I've been using AI coding agents since the very early days of Aider and I think this is not quite true.
There's a place for async agents. There's a place for collaborative agents. Collaborative agents may even soon be delegating off to multiple async agents and picking best results. There's so much complexity here and we haven't even begun to explore a corner of the possible design space. We're still trying to plug AIs into human-shaped holes instead of building around their interesting/weird capabilities.
Would you be willing to point me to a primer of how I can get started with building agents?

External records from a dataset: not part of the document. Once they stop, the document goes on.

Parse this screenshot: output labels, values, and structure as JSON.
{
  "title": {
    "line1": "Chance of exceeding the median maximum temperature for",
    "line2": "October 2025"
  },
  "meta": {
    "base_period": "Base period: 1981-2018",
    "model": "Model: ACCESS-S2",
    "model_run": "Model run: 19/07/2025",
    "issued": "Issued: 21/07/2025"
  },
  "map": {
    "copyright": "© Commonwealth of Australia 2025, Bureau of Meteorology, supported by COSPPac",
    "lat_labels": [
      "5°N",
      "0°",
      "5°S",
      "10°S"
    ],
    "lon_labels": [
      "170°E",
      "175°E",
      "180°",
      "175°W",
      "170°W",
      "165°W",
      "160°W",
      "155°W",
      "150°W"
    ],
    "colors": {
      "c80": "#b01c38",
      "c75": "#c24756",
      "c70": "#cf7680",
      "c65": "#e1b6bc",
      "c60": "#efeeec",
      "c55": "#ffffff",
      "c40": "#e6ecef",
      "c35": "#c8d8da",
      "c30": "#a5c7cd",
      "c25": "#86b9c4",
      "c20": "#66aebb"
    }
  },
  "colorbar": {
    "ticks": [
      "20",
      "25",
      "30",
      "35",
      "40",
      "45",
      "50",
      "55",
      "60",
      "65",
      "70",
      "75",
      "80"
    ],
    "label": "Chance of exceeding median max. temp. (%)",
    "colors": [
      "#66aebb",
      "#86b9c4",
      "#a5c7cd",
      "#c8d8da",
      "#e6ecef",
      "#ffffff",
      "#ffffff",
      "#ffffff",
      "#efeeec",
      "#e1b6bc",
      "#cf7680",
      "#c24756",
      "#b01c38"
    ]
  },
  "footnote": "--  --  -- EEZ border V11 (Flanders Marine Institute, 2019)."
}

This week I experimented with building a simple planner/reviewer “agentic” iterative pipeline to automate an analysis workflow.
It was effectively me dipping my toes into this field, and I am so floored to learn more. But I’m unsure of where to start, since everything seems so fast paced.
I’m also unsure of how to experiment, since APIs rack up fees pretty quickly. Maybe local models?
There are a number of free and cheap LLM options to experiment with. Google offers a decent free plan for Gemini (get some extra Google accounts). Groq has a free tier including some good open weight models. There's also free endpoints on OpenRouter that are limited but might be useful for long running background agents. DeepSeek v3.2, Qwen3, Kimi K2, and GLM 4.6 are all good choices for cheap and capable models.
Local models are generally not a shortcut to cheap and effective AI. It's a fun thing to explore though.